Outro aspecto intrigante do 3I/ATLAS é sua trajetória. Com uma trajetória hiperbólica, seu caminho é estranho, não sendo limitado pela gravidade do Sol. Isso confirma que sua origem está fora do nosso sistema. Possuindo uma alta excentricidade orbital, o percurso do cometa parece quase uma linha reta, diferente dos tradicionais caminhos curvos.
Este cometa viaja a uma velocidade hiperbólica de 130.000 mph em relação ao Sol, tornando-o o objeto interstelar mais rápido já registrado. A velocidade excepcional do 3I/ATLAS e sua órbita retrógrada, quase perfeitamente alinhada com o plano da eclíptica do sistema solar, são características que poucos esperavam observar.

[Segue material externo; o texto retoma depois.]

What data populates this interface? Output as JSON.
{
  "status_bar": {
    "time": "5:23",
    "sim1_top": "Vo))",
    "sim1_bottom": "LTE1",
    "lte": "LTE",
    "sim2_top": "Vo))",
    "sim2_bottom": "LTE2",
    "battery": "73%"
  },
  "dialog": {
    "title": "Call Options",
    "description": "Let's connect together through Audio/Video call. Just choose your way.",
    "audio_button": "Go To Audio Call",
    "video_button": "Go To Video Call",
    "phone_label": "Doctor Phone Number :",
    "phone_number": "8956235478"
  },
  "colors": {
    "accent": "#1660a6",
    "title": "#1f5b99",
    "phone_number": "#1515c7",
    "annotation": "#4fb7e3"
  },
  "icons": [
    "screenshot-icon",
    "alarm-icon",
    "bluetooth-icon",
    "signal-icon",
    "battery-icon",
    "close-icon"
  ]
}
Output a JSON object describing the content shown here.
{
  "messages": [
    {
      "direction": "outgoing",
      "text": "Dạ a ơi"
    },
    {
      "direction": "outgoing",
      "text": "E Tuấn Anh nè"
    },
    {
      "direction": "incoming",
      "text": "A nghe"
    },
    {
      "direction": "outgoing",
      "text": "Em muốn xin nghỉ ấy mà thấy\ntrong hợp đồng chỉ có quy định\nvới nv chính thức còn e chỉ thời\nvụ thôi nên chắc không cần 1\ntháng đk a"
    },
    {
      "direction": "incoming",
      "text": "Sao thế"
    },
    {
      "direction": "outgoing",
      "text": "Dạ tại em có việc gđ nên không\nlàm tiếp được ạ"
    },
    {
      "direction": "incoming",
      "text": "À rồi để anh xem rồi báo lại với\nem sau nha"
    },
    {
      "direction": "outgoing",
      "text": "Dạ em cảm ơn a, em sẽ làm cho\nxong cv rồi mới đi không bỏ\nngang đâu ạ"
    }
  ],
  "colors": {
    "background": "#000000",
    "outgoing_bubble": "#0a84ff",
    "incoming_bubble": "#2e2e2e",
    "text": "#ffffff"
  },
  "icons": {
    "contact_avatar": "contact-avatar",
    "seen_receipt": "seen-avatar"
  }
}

🚨ATENÇÃO: 3I/ATLAS é o cometa mais estranho do Universo, aponta James Webb. Composição inédita do cometa 3I/ATLAS intriga cientistas. A chave para desvendar sua origem está em uma quantidade massiva de dióxido de carbono pic.twitter.com/c0EPlukYzc
— Astronomiaum (@astronomiaum) September 3, 2025
De onde vem o cometa 3I/ATLAS e o que podemos aprender?
A origem do 3I/ATLAS, ao contrário das expectativas, foi vista entrando no sistema solar a partir do hemisfério celestial sul, de um ângulo oposto ao “ápice solar”. Tal trajetória fez com que especialistas começassem a repensar suas teorias sobre a origem e o fluxo de detritos do espaço interestelar.

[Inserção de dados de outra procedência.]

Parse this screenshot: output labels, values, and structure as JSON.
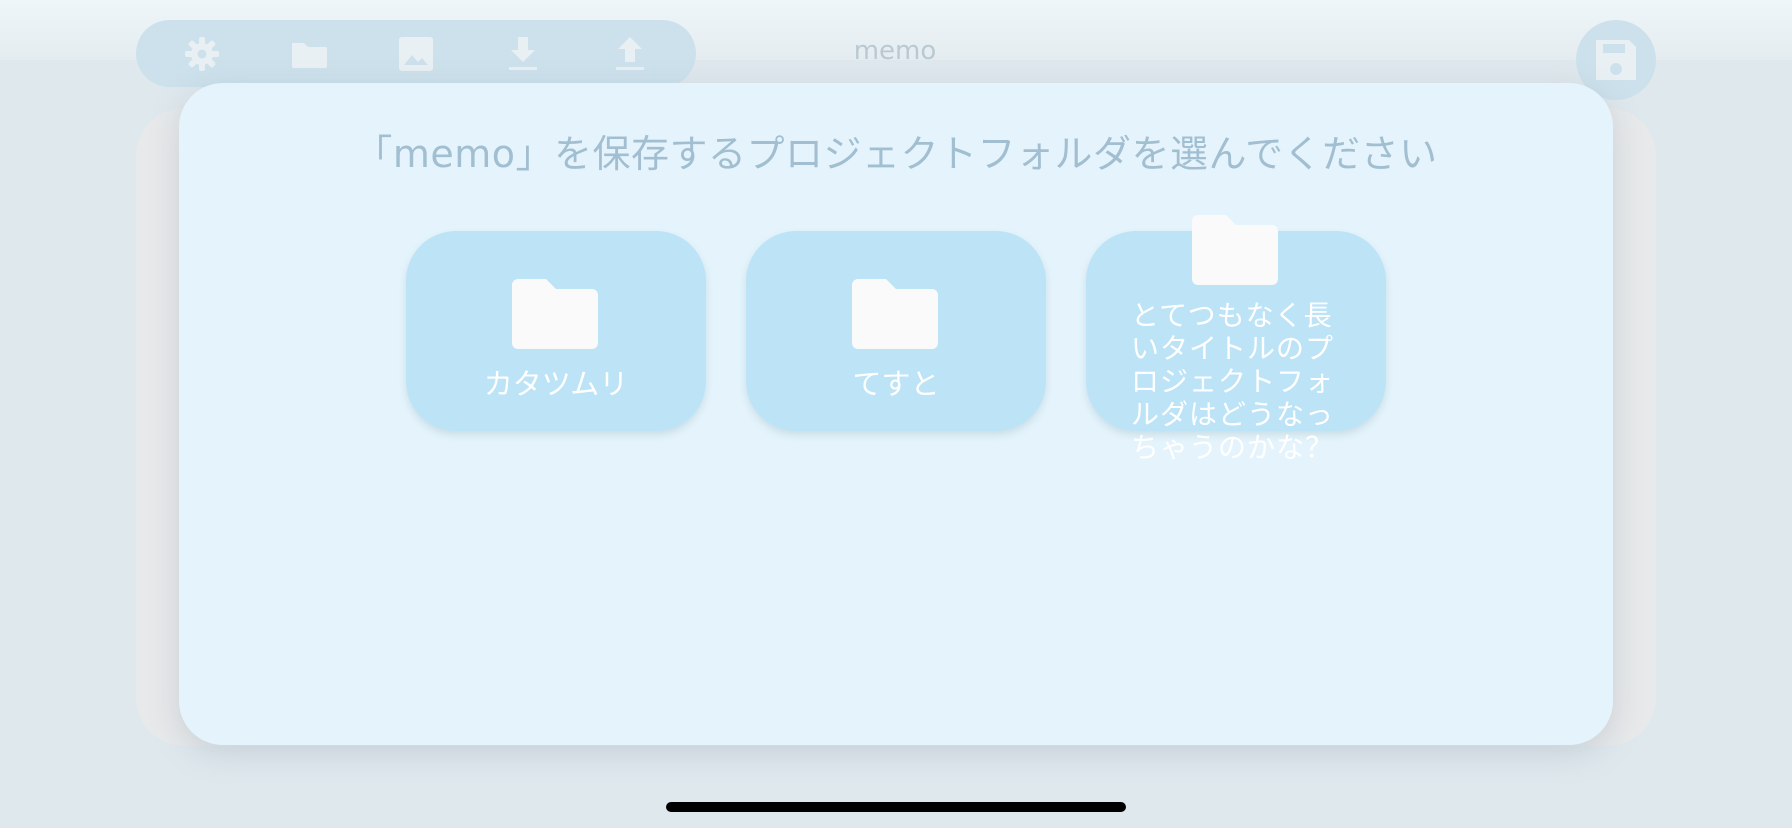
{
  "toolbar": {
    "icons": [
      "gear-icon",
      "folder-icon",
      "image-icon",
      "download-icon",
      "upload-icon"
    ]
  },
  "document": {
    "title": "memo",
    "save_icon": "floppy-disk-icon"
  },
  "modal": {
    "title": "「memo」を保存するプロジェクトフォルダを選んでください",
    "folders": [
      {
        "label": "カタツムリ",
        "icon": "folder-icon"
      },
      {
        "label": "てすと",
        "icon": "folder-icon"
      },
      {
        "label": "とてつもなく長いタイトルのプロジェクトフォルダはどうなっちゃうのかな？",
        "icon": "folder-icon"
      }
    ]
  },
  "colors": {
    "modal_bg": "#e5f4fc",
    "card_bg": "#bde3f7",
    "title_text": "#a2bfd1",
    "toolbar_bg": "#cde1ec"
  }
}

Uma das surpresas mais marcantes para os cientistas foi a alta concentração de dióxido de carbono no cometa. Observações indicam que o 3I/ATLAS pode conter um núcleo intrinsecamente rico em CO₂, possivelmente formado perto de uma linha de gelo de CO₂ ou sob fortes campos de radiação.
Este cometa, devido ao seu tamanho e formação de cauda lenta, possui uma composição ou história evolutiva diferente.
O enigma do 3I/ATLAS e as possibilidades
Discussões sobre a natureza do 3I/ATLAS excederam o campo científico convencional. Sugestões como a de Dr. Avi Loeb, que consideram a possibilidade de que o cometa seja tecnologia alienígena, foram abordadas, mas amplamente refutadas pelo consenso científico de que se trata de uma formação natural.
Com a aproximação do 3I/ATLAS ao Sol em outubro e sua passagem próxima da Terra em dezembro de 2025, os astrônomos terão uma breve janela para explorar mais sobre suas características. Essa passagem representa uma oportunidade única para reunir dados antes que o cometa retorne ao espaço profundo.
Embora ainda incerto se 3I/ATLAS revolucionará a compreensão do universo, ele já demonstrou que o cosmos é repleto de mistérios além do que podemos imaginar. Essa descoberta enfatiza a necessidade contínua de exploração e estudo dos visitantes astrais que cruzam nosso espaço celeste.